Sacrificed generations: behind the retirement age, social inequalities

If these two hypotheses are sincere (staff freeze and quasi-freeze on remuneration) this will have an impact on the contributions paid by the employers of the 2.2 million territorial and hospital civil servants. And so this will seriously aggravate the deficit of the global pension system. If, on the other hand, the payroll of civil servants evolved like that of the population as a whole, “the pension system deficit would be halved by 2030” . Between the two scenarios, freeze/no freeze, the difference in the contributions that will be collected is not small: it is 0.18 points of GDP by 2030, or 4.7 billion euros.

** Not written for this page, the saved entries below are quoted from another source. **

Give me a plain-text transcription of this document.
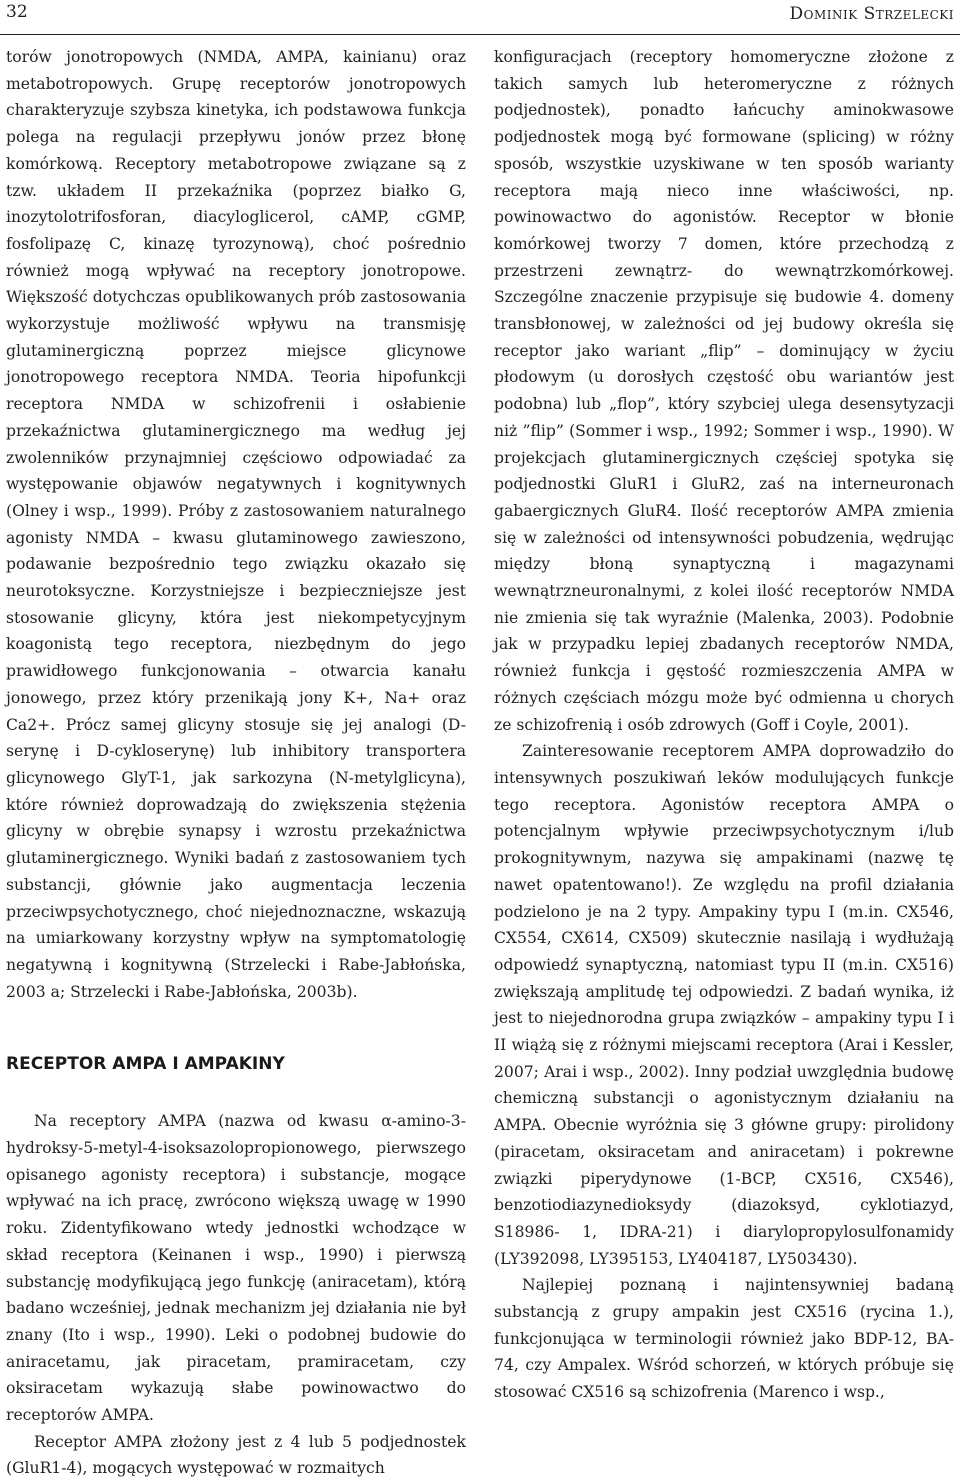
32	Dominik Strzelecki

torów jonotropowych (NMDA, AMPA, kainianu) oraz metabotropowych. Grupę receptorów jonotropowych charakteryzuje szybsza kinetyka, ich podstawowa funkcja polega na regulacji przepływu jonów przez błonę komórkową. Receptory metabotropowe związane są z tzw. układem II przekaźnika (poprzez białko G, inozytolotrifosforan, diacyloglicerol, cAMP, cGMP, fosfolipazę C, kinazę tyrozynową), choć pośrednio również mogą wpływać na receptory jonotropowe. Większość dotychczas opublikowanych prób zastosowania wykorzystuje możliwość wpływu na transmisję glutaminergiczną poprzez miejsce glicynowe jonotropowego receptora NMDA. Teoria hipofunkcji receptora NMDA w schizofrenii i osłabienie przekaźnictwa glutaminergicznego ma według jej zwolenników przynajmniej częściowo odpowiadać za występowanie objawów negatywnych i kognitywnych (Olney i wsp., 1999). Próby z zastosowaniem naturalnego agonisty NMDA – kwasu glutaminowego zawieszono, podawanie bezpośrednio tego związku okazało się neurotoksyczne. Korzystniejsze i bezpieczniejsze jest stosowanie glicyny, która jest niekompetycyjnym koagonistą tego receptora, niezbędnym do jego prawidłowego funkcjonowania – otwarcia kanału jonowego, przez który przenikają jony K+, Na+ oraz Ca2+. Prócz samej glicyny stosuje się jej analogi (D-serynę i D-cykloserynę) lub inhibitory transportera glicynowego GlyT-1, jak sarkozyna (N-metylglicyna), które również doprowadzają do zwiększenia stężenia glicyny w obrębie synapsy i wzrostu przekaźnictwa glutaminergicznego. Wyniki badań z zastosowaniem tych substancji, głównie jako augmentacja leczenia przeciwpsychotycznego, choć niejednoznaczne, wskazują na umiarkowany korzystny wpływ na symptomatologię negatywną i kognitywną (Strzelecki i Rabe-Jabłońska, 2003 a; Strzelecki i Rabe-Jabłońska, 2003b).

RECEPTOR AMPA I AMPAKINY

Na receptory AMPA (nazwa od kwasu α-amino-3-hydroksy-5-metyl-4-isoksazolopropionowego, pierwszego opisanego agonisty receptora) i substancje, mogące wpływać na ich pracę, zwrócono większą uwagę w 1990 roku. Zidentyfikowano wtedy jednostki wchodzące w skład receptora (Keinanen i wsp., 1990) i pierwszą substancję modyfikującą jego funkcję (aniracetam), którą badano wcześniej, jednak mechanizm jej działania nie był znany (Ito i wsp., 1990). Leki o podobnej budowie do aniracetamu, jak piracetam, pramiracetam, czy oksiracetam wykazują słabe powinowactwo do receptorów AMPA.

Receptor AMPA złożony jest z 4 lub 5 podjednostek (GluR1-4), mogących występować w rozmaitych

konfiguracjach (receptory homomeryczne złożone z takich samych lub heteromeryczne z różnych podjednostek), ponadto łańcuchy aminokwasowe podjednostek mogą być formowane (splicing) w różny sposób, wszystkie uzyskiwane w ten sposób warianty receptora mają nieco inne właściwości, np. powinowactwo do agonistów. Receptor w błonie komórkowej tworzy 7 domen, które przechodzą z przestrzeni zewnątrz- do wewnątrzkomórkowej. Szczególne znaczenie przypisuje się budowie 4. domeny transbłonowej, w zależności od jej budowy określa się receptor jako wariant „flip” – dominujący w życiu płodowym (u dorosłych częstość obu wariantów jest podobna) lub „flop”, który szybciej ulega desensytyzacji niż ”flip” (Sommer i wsp., 1992; Sommer i wsp., 1990). W projekcjach glutaminergicznych częściej spotyka się podjednostki GluR1 i GluR2, zaś na interneuronach gabaergicznych GluR4. Ilość receptorów AMPA zmienia się w zależności od intensywności pobudzenia, wędrując między błoną synaptyczną i magazynami wewnątrzneuronalnymi, z kolei ilość receptorów NMDA nie zmienia się tak wyraźnie (Malenka, 2003). Podobnie jak w przypadku lepiej zbadanych receptorów NMDA, również funkcja i gęstość rozmieszczenia AMPA w różnych częściach mózgu może być odmienna u chorych ze schizofrenią i osób zdrowych (Goff i Coyle, 2001).

Zainteresowanie receptorem AMPA doprowadziło do intensywnych poszukiwań leków modulujących funkcje tego receptora. Agonistów receptora AMPA o potencjalnym wpływie przeciwpsychotycznym i/lub prokognitywnym, nazywa się ampakinami (nazwę tę nawet opatentowano!). Ze względu na profil działania podzielono je na 2 typy. Ampakiny typu I (m.in. CX546, CX554, CX614, CX509) skutecznie nasilają i wydłużają odpowiedź synaptyczną, natomiast typu II (m.in. CX516) zwiększają amplitudę tej odpowiedzi. Z badań wynika, iż jest to niejednorodna grupa związków – ampakiny typu I i II wiążą się z różnymi miejscami receptora (Arai i Kessler, 2007; Arai i wsp., 2002). Inny podział uwzględnia budowę chemiczną substancji o agonistycznym działaniu na AMPA. Obecnie wyróżnia się 3 główne grupy: pirolidony (piracetam, oksiracetam and aniracetam) i pokrewne związki piperydynowe (1-BCP, CX516, CX546), benzotiodiazynedioksydy (diazoksyd, cyklotiazyd, S18986- 1, IDRA-21) i diarylopropylosulfonamidy (LY392098, LY395153, LY404187, LY503430).

Najlepiej poznaną i najintensywniej badaną substancją z grupy ampakin jest CX516 (rycina 1.), funkcjonująca w terminologii również jako BDP-12, BA-74, czy Ampalex. Wśród schorzeń, w których próbuje się stosować CX516 są schizofrenia (Marenco i wsp.,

But what is the sincerity of all these figures, wonders the collective Nos Services Publics? “Such a direction would be in total contradiction with the massive needs facing public services and does not appear realistic in a context of crisis of attractiveness of the public service”. The collective does not exclude that the government has knowingly twisted its assumptions in order to dramatize the issue of its reform. “In any case, the sincerity of the public debate requires clarification”concludes the collective.